While there are many articles on the Internet explainint or translating this paper,but for beginners,it is too difficult to understand,furthermore,If translating the original directly,it can hardly see how the algorithm come step by step.Therefore, we begin with the basic prototype of perfect shuffling algorithm to make it better understood.
To facilitate the discussion,we set the array index starting at 1,ranging from [1 .. 2n],also the above example with n=4,let us to see what the hell happens.
Start sequence:a1 a2 a3 a4 b1 b2 b3 b4 Array subscript:1 2 3 4 5 6 7 8 Final sequence:b1 a1 b2 a2 b3 a3 b4 a4
From the above examples we can see,the first n elements
The first element a1 to the original position of the second element a2,that is 1->2;
The second element a2 to the original position of the forth element a4,that is 2->4;
The third element a3 to the original position of the sixth element b2,that is 3->6;
The forth element a4 to the original position of the eighth element b4,that is 4->8;
which is extended to the general,for the elements of second half,the i-th element goes to the original position of the (2 * (i - n) ) - 1 = 2 * i - (2 * n + 1) = (2 * i) % (2 * n + 1)-th element.
Then integrated into any situation,the arbitrary i-th element,we eventually change it to the (2 * i)% (2 * n + 1)-th position.Why is it? Because:
when 0 <i <n,original Formula = (2i) % (2 * n + 1) = 2i;
when i >n,original Formula (2 * i) % (2 * n + 1) unchange.
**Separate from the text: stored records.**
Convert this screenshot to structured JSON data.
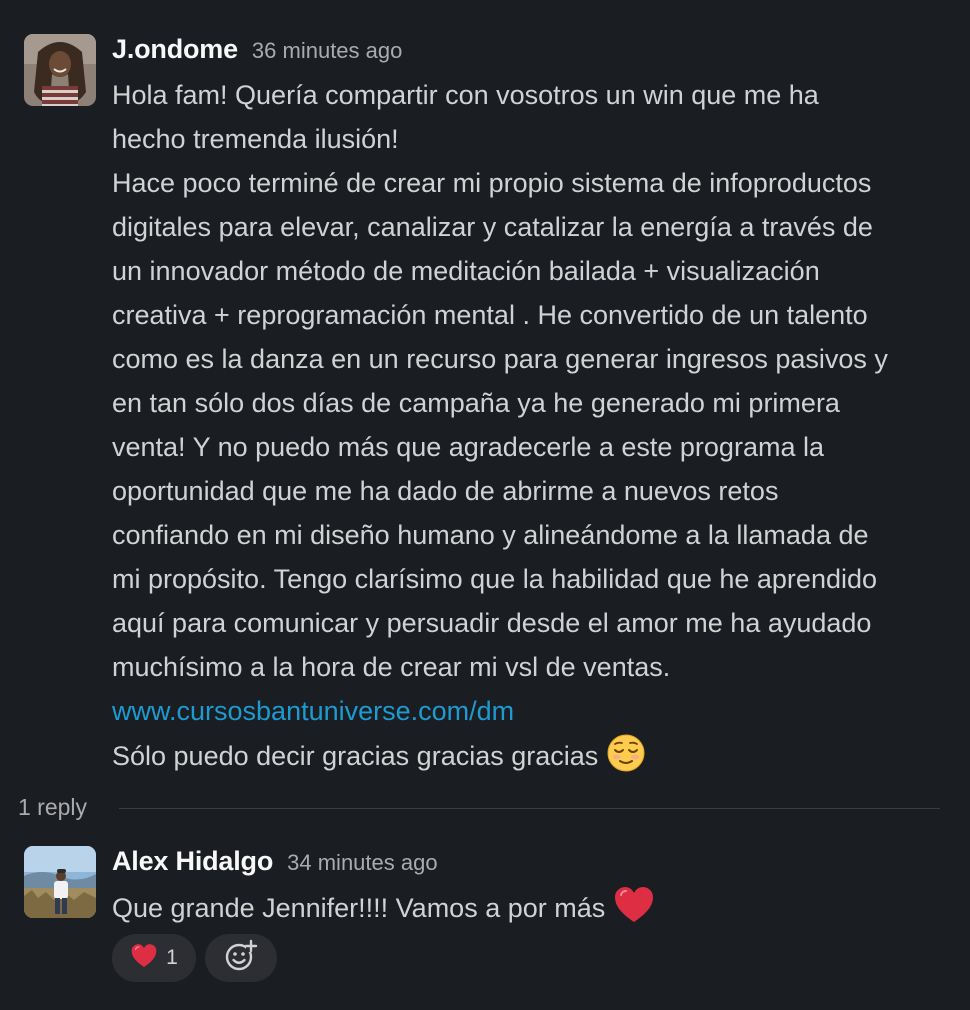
{
  "colors": {
    "background": "#1a1d21",
    "text": "#d1d2d3",
    "author": "#f8f8f8",
    "timestamp": "#ababad",
    "link": "#1d9bd1",
    "pill": "#2c2e33"
  },
  "message": {
    "author": "J.ondome",
    "timestamp": "36 minutes ago",
    "avatar_icon": "user-avatar",
    "lines": [
      "Hola fam! Quería compartir con vosotros un win que me ha",
      "hecho tremenda ilusión!",
      "Hace poco terminé de crear mi propio sistema de infoproductos",
      "digitales para elevar, canalizar y catalizar la energía a través de",
      "un innovador método de meditación bailada + visualización",
      "creativa + reprogramación mental . He convertido de un talento",
      "como es la danza en un recurso para generar ingresos pasivos y",
      "en tan sólo dos días de campaña ya he generado mi primera",
      "venta! Y no puedo más que agradecerle a este programa la",
      "oportunidad que me ha dado de abrirme a nuevos retos",
      "confiando en mi diseño humano y alineándome a la llamada de",
      "mi propósito. Tengo clarísimo que la habilidad que he aprendido",
      "aquí para comunicar y persuadir desde el amor me ha ayudado",
      "muchísimo a la hora de crear mi vsl de ventas."
    ],
    "link": "www.cursosbantuniverse.com/dm",
    "closing": "Sólo puedo decir gracias gracias gracias",
    "closing_emoji": "relieved-face-emoji"
  },
  "thread": {
    "reply_count": "1 reply"
  },
  "reply": {
    "author": "Alex Hidalgo",
    "timestamp": "34 minutes ago",
    "avatar_icon": "user-avatar",
    "text": "Que grande Jennifer!!!! Vamos a por más",
    "text_emoji": "red-heart-emoji"
  },
  "reactions": [
    {
      "emoji": "red-heart-emoji",
      "count": "1"
    }
  ],
  "add_reaction_icon": "add-reaction-icon"
}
Therefore,if we then allow another array to contain the element,we put can each element directly to the location where it should be,which brings about the easiest way pefect_shuffle1,reference code below:
//Time complexity O (n), space complexity O (n) and array index starts at 1
void pefect_shuffle1(int *a, int n)
{
int n2 = n * 2, i, b[N];
for (i = 1; i <= n2; ++i)
{
b[(i * 2) % (n2 + 1)] = a[i];
}
for (i = 1; i <= n2; ++i)
{
a[i] = b[i];
}
}
Obviously,its time complexity is O (n), but the space complexity is O (n), which is still not in line with the expected time complexity O (n) and space complexity O (1).We continue to look for better solutions.
At the same time,I also remind readers that according to the transform of the above, we can see that there are two cycles.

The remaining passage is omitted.